#ThisisSuccess

nabstalk_glasswall_7dec2016_photographerbronacmcneill_hr-21358-300x200A good day at work

How much are you the victim of SAD?  The time shift in late October obviously means more darkness, sooner.  Shortly the time will arrive when you may leave for work in the darkness, return home in the darkness, and if you’re in meetings all day, or there’s gloomy weather, you won’t see the sun for weeks, across the UK and most of northern Europe at least.  Should you find your mood to be irrationally gloomy too, you might have a dose of Seasonal Affective Disorder.  Then you may find it helpful to acquire an artificial way of topping up the sun via a lamp, or a swift holiday somewhere where they still see the sun.

There are other ways to ensure you are smiling at work.  Earlier this month Style Magazine published a new point of view of happiness at work.

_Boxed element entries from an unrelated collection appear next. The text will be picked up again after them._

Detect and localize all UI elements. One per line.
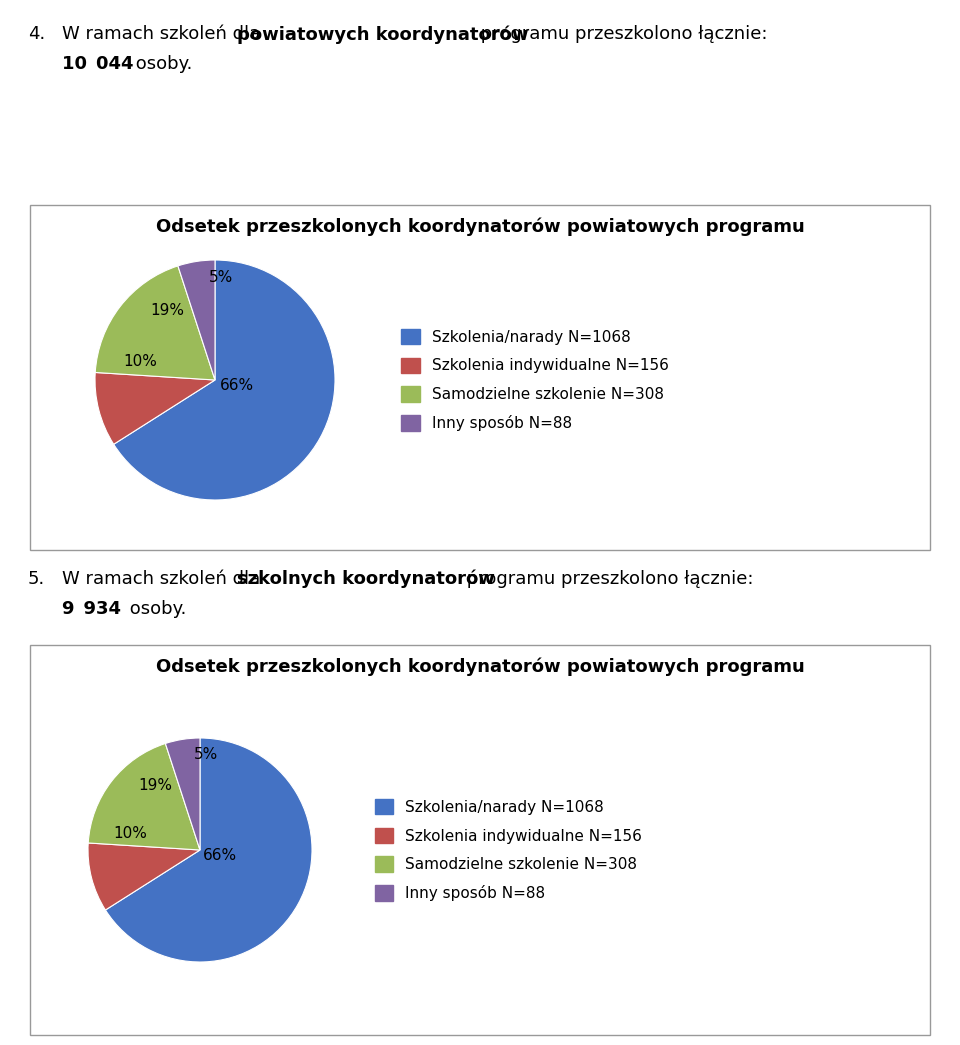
Legend: Szkolenia/narady N=1068, Szkolenia indywidualne N=156, Samodzielne szkolenie N=3: Szkolenia/narady N=1068, Szkolenia indyw… [370, 794, 647, 906]
Wedge shape [88, 743, 200, 850]
Wedge shape [95, 265, 215, 380]
Text: programu przeszkolono łącznie:: programu przeszkolono łącznie: [475, 25, 767, 43]
Text: W ramach szkoleń dla: W ramach szkoleń dla [62, 25, 266, 43]
Wedge shape [165, 738, 200, 850]
Text: programu przeszkolono łącznie:: programu przeszkolono łącznie: [461, 570, 754, 588]
Text: 9 934: 9 934 [62, 600, 121, 618]
Text: 5%: 5% [194, 747, 218, 762]
Wedge shape [113, 260, 335, 500]
Text: osoby.: osoby. [130, 55, 192, 73]
Wedge shape [88, 843, 200, 910]
Text: Odsetek przeszkolonych koordynatorów powiatowych programu: Odsetek przeszkolonych koordynatorów pow… [156, 657, 804, 675]
Text: 19%: 19% [150, 303, 184, 318]
Text: szkolnych koordynatorów: szkolnych koordynatorów [237, 570, 494, 588]
Text: Odsetek przeszkolonych koordynatorów powiatowych programu: Odsetek przeszkolonych koordynatorów pow… [156, 217, 804, 235]
Legend: Szkolenia/narady N=1068, Szkolenia indywidualne N=156, Samodzielne szkolenie N=3: Szkolenia/narady N=1068, Szkolenia indyw… [396, 324, 673, 436]
Wedge shape [106, 738, 312, 962]
Text: 10 044: 10 044 [62, 55, 133, 73]
Bar [30, 645, 930, 1035]
Text: 5.: 5. [28, 570, 45, 588]
Text: 10%: 10% [124, 354, 157, 370]
Text: 4.: 4. [28, 25, 45, 43]
Text: 10%: 10% [113, 826, 148, 840]
Text: 66%: 66% [220, 378, 253, 394]
Wedge shape [178, 260, 215, 380]
Text: 5%: 5% [209, 271, 233, 285]
Text: osoby.: osoby. [124, 600, 186, 618]
Text: 19%: 19% [138, 777, 172, 792]
Wedge shape [95, 372, 215, 444]
Text: 66%: 66% [204, 849, 237, 863]
Text: W ramach szkoleń dla: W ramach szkoleń dla [62, 570, 266, 588]
Text: powiatowych koordynatorów: powiatowych koordynatorów [237, 25, 529, 44]
Bar [30, 205, 930, 550]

Being an activist increases job satisfaction.  Solitaire Townsend, author of “The Happy Hero”, tells Style that those who do start campaigns for good at work find their lives: “improve in unimaginable ways. You will discover a self-confidence you never thought possible. Heroic actions will improve your health, resilience and relationships, and will even help you to live longer….it will even boost your sex life”.

Increasingly more and more people would consider that happiness at work is a key factor in success at work.   Given that we spend more time at work than we do doing anything else except sleeping then the answer to a question about what everyday success is surely must include a good day at work.  However fulfilling your day job is, having a mission to make not just the job better but the world better can enhance your working life.  Since the publication of The Glass Wall, success strategies for women at work and businesses that mean business, I have felt a small part of a campaign for better diversity that extends across our industry, across every institution within the UK and indeed across the planet.

My co-author Kathryn Jacob and I have been speaking at over 70 gigs since publication.  We’ve been trying to help to smash that Glass Wall: the invisible barrier between women and the promotion to senior management that they often deserve but don’t get.  We haven’t yet succeeded.  Sometimes it feels as though our industry has been going backwards instead of improving.  On the other hand we know we’re helping some people.  One woman recently wrote that we’d significantly helped her settle into a new job.  We’ve contributed to a campaign that has only strengthened over the last 12 months.  This does feel good; this does feel like success.

You’ll need to find your own area of activism of course, and you’ll need to work for an employer that puts people first and encourages you to follow that cause.

There’s many ways to challenge for change at work.  It may be that your interests lie in making your team the most cohesive that it can be.  You might want to make sure every bit of paper and every coffee cup is recycled.  It might be that you can introduce your management to the idea that the business should not only be good for its shareholders but also be for good in the world.  Whatever success looks like for you, you should go for it, without delay.  It will make you happy.  Have a good day today.